Lon Rosen, Magic Johnson's longtime agent, called to make sure I hadn't forgotten that Stern would not stop making sure that Johnson was in space just a few months after he announced he was infected with HIV -Star game from 1992 can participate. the virus that causes AIDS.
"Earvin's dream was to play at the Olympics," said Rosen. "David had to do it. It wasn't an accomplished fact, but David could get Earvin's permission to play on the Dream Team. "
Rosen was a natural place for me to share star stories. Rosen, who was now the Executive Vice President and Chief Marketing Officer of the Los Angeles Dodgers, helped put together the memorable press conference on November 7, 1991, when Johnson, now one of the main owners of the Dodgers, suddenly resigned from the Lakers HIV virus, the i have achieved. "

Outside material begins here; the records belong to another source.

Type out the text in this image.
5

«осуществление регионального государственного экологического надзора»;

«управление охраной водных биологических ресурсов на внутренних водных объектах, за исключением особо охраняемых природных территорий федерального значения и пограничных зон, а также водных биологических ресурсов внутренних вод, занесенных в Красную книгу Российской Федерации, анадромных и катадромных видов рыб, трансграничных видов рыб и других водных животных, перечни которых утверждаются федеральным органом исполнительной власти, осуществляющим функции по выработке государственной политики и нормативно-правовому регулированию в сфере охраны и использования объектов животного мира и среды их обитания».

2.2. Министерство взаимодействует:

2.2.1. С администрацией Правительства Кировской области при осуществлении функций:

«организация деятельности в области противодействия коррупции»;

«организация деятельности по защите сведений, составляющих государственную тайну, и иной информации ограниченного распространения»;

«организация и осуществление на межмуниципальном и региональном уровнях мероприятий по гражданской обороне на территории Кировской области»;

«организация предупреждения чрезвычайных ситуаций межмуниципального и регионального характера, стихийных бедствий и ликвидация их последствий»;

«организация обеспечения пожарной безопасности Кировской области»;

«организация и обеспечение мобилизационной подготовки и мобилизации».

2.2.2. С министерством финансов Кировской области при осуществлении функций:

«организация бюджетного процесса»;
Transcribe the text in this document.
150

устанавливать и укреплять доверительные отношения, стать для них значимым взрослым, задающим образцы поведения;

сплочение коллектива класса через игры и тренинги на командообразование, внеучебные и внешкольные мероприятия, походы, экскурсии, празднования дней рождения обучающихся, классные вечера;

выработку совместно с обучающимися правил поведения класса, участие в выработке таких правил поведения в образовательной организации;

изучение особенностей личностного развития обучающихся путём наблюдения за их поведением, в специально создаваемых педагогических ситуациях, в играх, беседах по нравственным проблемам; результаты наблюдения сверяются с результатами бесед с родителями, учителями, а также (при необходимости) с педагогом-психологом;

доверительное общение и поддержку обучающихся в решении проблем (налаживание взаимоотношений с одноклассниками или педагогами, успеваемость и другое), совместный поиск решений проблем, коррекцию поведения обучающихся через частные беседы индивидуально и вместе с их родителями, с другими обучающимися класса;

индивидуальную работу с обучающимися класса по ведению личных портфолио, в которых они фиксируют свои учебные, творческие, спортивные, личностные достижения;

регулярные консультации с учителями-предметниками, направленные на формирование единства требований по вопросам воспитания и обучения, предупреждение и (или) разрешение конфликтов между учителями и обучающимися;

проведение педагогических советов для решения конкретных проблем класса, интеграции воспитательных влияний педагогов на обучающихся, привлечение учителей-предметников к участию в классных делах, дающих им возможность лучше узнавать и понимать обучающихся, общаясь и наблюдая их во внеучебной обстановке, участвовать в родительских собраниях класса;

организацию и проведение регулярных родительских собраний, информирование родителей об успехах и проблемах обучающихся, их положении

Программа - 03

My first N.B.A. A journalist's job outside of college was to join the army of the Los Angeles Daily News about this press conference. My specific instructions: a sidebar on star.
Rosen went on to say that there were times when even Magic was scolded so close to Johnson and Stern. In 1990, Rosen watched a one-on-one game of Magic vs. Michael in Las Vegas with a pay-per-view television audience and a huge cash prize. Stern pleaded with Johnson to retreat and was convinced that it was a bad sight for the league if its stars dueled like boxers, and Magic did.
"There was another time we were in a contract dispute with Converse and he yelled at me like I was a kid:" You will ruin Magic Johnson! "Rosen remembered." But that was David. "
It was a star – for everyone. They understood and accepted it, which is why in this last meeting I asked him to call me at any time to emphasize my stupidity.
Above all, they understood that Stern wanted everyone who had something to do with the N.B.A. care as deep as he does. Even the annoying scribes like me who just covered it.